Essentially, this guy’s strategy is to create a second EFI partition for the new Linux install, remove the boot flag from the original Windows EFI long enough to go through the Linux install, then put the boot flag back where it was and update GRUB accordingly, allowing GRUB to find and note any other operating systems on the disk. After that both Windows and Linux stay in their own walled spaces and Windows never gets to overwrite the Linux EFI, which is the source of all the misery.
There’s more to the detail, of course, but that’s the gist of it. I have dual-booted Linux with this method solely on single partitioned disks, and never on different disks, so I couldn’t tell you whether a separate disk is a guarantee of anything or not, but after I started deliberately creating separate EFI partitions for dual-boot situations I’ve never had a problem.
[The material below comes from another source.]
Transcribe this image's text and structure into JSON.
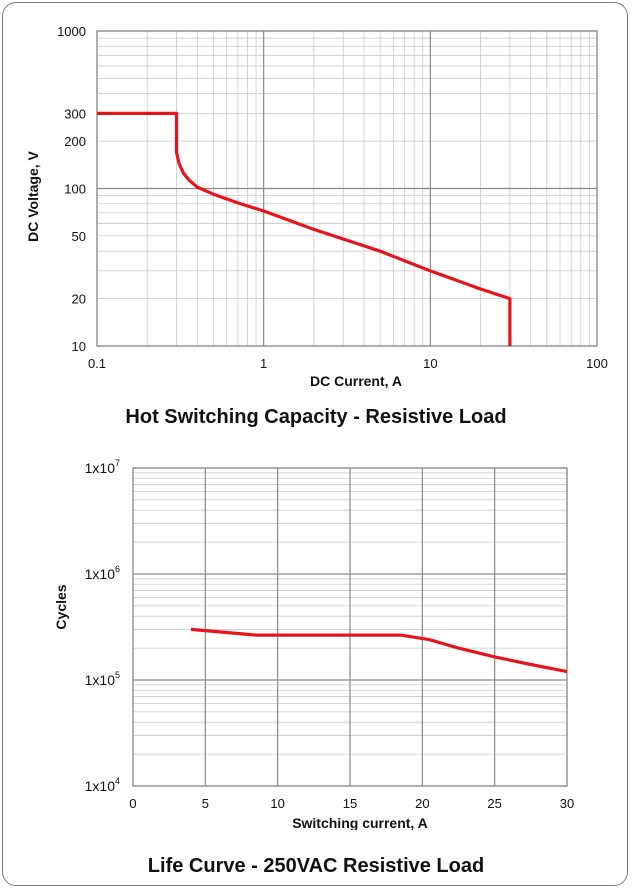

This video is specifically for Zorin but I’ve used the same strategy successfully on other distros. He has also done specific dual-boot walkthrough videos for a number of other dual-boot installs and troubleshooting as well, so check the channel if you want to find other distros. I did not see Bazzite specifically, but I saw plenty of Fedora. (No affiliation with this channel, I’ve just used a number of his videos and appreciate the specific care and accuracy he gives his tutorials.) Hope this helps.
Way to properly do it is to keep them separate drives and use bios to select which to load.
You’re generally safe if you 1) install them on two different disks and 2) if you’re installing windows later, unplug any drives you don’t want to use with windows. Microsoft likes to poke all drives it can see during installation even if you don’t touch them.
So pretty safe if Windows is a priority install, and Linux is on a 2nd drive. Easy enough, thanks!
Definitely. If you have a second one it’s very safe to try out a full Linux install.
Disks or partitions?
Two separate disks. The issue is that windows likes to overwrite or otherwise mess with the boot loader if it’s not the default windows one.